Contrary to the Supreme Court's holding in this case in which it granted IBM's motion for summary judgment, IBM was not alleged to have breached fiduciary duties in the underlying Cooper action. There is no dispute in this case that under Lockheed Corp. v. Spink, 517 U.S. 882, 890, 116 S.Ct. 1783, 135 L.Ed.2d 153 [1996] [holding that (p)lan sponsors (1) who alter the terms of a plan do not fall into the category of fiduciaries”], IBM was not acting as an ERISA fiduciary in taking the actions that gave rise to the allegations in the Cooper suit. A straightforward reading of the initial language of the first prong of the Wrongful Act definition is that it covers violations of ERISA by an insured acting in its capacity as an ERISA fiduciary. As such, the actions alleged in the Cooper suit are not covered by the Zurich policy.

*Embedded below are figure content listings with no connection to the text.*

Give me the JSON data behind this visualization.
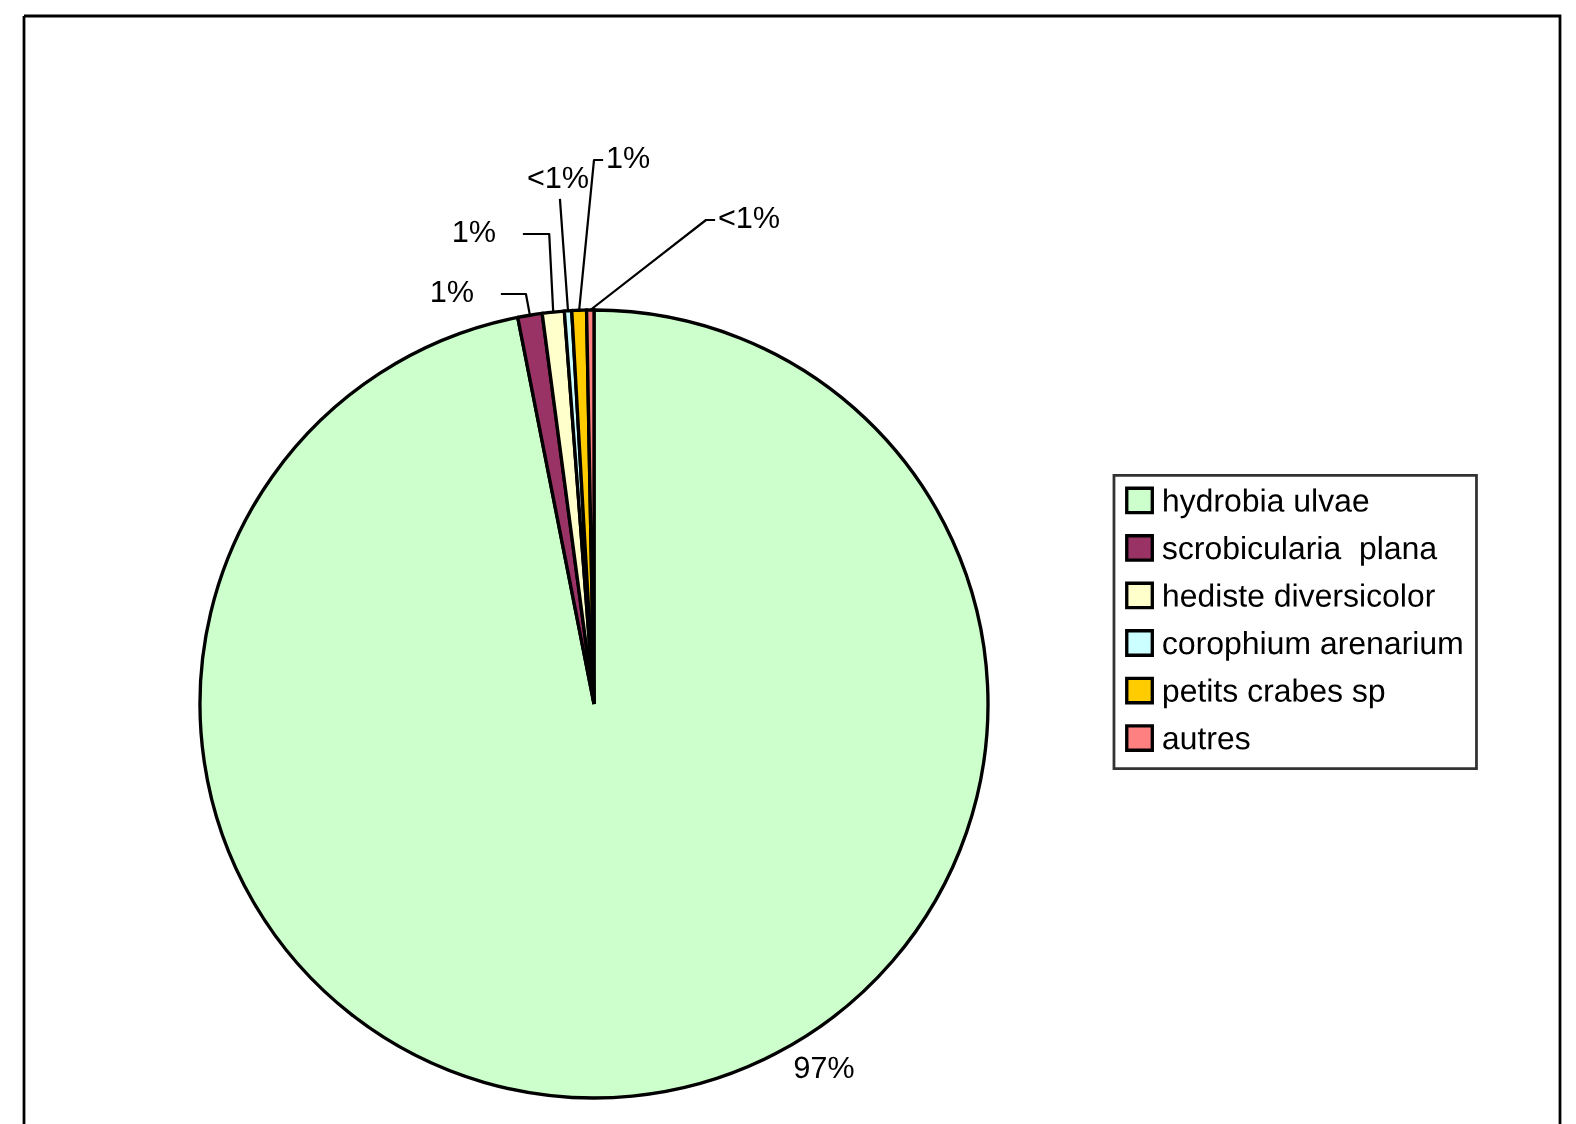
{
  "chart_data": {
    "type": "pie",
    "categories": [
      "hydrobia ulvae",
      "scrobicularia  plana",
      "hediste diversicolor",
      "corophium arenarium",
      "petits crabes sp",
      "autres"
    ],
    "values": [
      96.9,
      1.0,
      0.9,
      0.3,
      0.6,
      0.3
    ],
    "colors": [
      "#ccffcc",
      "#993366",
      "#ffffcc",
      "#ccffff",
      "#ffcc00",
      "#ff8080"
    ],
    "value_labels": [
      "97%",
      "1%",
      "1%",
      "<1%",
      "1%",
      "<1%"
    ],
    "legend": "right"
  }
}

The definition of Wrongful Act in the Zurich policy explicitly refers to ERISA and specifically to duties imposed on fiduciaries by ERISA. Therefore the only reasonable approach to determining whether the disputed language in the policy requires the coverage demanded by IBM in this action is to determine whether or not IBM was acting in its capacity as an ERISA fiduciary in amending the plans. Under Lockheed, IBM was acting as a plan settlor and not as a fiduciary when it made the changes to the benefit plans that allegedly violated ERISA. The policy language is clear that coverage requires that the insured be acting in its capacity as an ERISA fiduciary in committing the alleged ERISA violation. We conclude that the average insured would reasonably interpret the disputed language in the definition of Wrongful Act to mean that coverage is limited to acts of an insured undertaken in its capacity as an ERISA fiduciary.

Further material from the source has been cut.